NIST SP 800-171 DoD Assessment Methodology rev 1.2.1 is Documented
NIST SP 800-171 DoD Assessment Methodology rev 1.2.1, documents the standard methodology enabling a strategic assessment of a contractor’s implementation of NIST SP 800-171, a requirement for compliance with DFARS clause 252.204-7012.
Supplier Performance Risk System (SPRS) Assessments
DoD announces the deployment of a cyber assessment capability module in the Supplier Performance Risk System (SPRS) to support National Institute of Standards and Technology (NIST) Special Publication SP 800-171 compliance (https://www.sprs.csd.disa.mil/). With this deployment, authorized representatives of the contractor are able to enter results for
self-assessments in SPRS via the Procurement Integrated Enterprise Environment (PIEE) https://piee.eb.mil/piee-landing/.

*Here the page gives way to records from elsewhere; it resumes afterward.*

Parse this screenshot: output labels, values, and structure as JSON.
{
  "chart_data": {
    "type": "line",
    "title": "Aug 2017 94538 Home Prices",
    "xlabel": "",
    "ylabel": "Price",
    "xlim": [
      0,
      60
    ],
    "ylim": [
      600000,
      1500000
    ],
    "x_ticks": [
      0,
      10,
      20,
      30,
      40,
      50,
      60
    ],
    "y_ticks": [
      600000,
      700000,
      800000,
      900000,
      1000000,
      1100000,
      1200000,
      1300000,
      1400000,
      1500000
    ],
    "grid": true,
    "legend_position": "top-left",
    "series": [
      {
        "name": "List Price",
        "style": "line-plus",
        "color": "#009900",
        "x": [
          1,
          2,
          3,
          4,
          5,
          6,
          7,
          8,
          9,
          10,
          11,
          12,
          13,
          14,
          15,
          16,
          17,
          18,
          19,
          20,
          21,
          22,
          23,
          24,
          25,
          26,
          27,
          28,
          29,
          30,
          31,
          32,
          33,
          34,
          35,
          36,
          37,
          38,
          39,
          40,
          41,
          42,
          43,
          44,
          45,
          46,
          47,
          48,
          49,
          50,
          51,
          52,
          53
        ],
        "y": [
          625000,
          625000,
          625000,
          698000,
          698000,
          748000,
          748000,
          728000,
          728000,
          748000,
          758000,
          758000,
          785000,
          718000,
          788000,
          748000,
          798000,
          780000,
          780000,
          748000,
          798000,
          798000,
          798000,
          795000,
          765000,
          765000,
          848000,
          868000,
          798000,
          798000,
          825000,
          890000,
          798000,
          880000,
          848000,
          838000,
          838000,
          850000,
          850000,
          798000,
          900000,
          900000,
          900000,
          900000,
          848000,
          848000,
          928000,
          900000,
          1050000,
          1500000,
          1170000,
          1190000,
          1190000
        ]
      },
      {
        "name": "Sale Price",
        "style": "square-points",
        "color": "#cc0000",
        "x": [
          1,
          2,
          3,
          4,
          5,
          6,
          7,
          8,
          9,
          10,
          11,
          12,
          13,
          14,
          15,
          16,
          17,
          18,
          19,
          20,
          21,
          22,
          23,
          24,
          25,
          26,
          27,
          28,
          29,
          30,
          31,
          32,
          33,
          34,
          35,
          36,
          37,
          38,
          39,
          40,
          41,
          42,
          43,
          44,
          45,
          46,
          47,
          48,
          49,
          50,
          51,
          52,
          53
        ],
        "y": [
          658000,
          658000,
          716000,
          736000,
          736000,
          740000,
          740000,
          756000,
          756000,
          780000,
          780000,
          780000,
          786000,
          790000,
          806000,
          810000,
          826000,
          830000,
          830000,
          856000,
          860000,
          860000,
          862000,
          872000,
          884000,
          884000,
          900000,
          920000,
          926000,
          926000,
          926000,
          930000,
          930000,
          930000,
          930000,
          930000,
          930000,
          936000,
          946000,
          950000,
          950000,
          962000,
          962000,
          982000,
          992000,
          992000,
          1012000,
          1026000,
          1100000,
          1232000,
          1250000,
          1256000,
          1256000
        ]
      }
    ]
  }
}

Contract Award Eligibility Required Through NIST Assessments
Companies are required to implement the NIST SP 800-171 standard and to have a current (<3 years) NIST SP 800-171 DoD Assessment on record in order to be considered for contract award. The provision requires companies to ensure the results of any applicable current Assessments are posted in the Supplier Performance Risk System (DFARS 252.204-7019).
DoD Solicitations Phased in 5-Year Time Period
Until October 1, 2025:
Inclusion of CMMC requirements in all DoD solicitations is phased in over a 5 year time period. The contracts that will incorporate CMMC requirements are determined by the DoD’s Under Secretary of Defense for Acquisition and Sustainment.
CMMC Level Identification Required by DOD Customers
After October 1, 2025:
All entities receiving DoD contracts and orders, other than commercial off the shelf (COTS) products, will be required to have the CMMC Level identified in the solicitation, and at a minimum will require a CMMC Level 1 certification.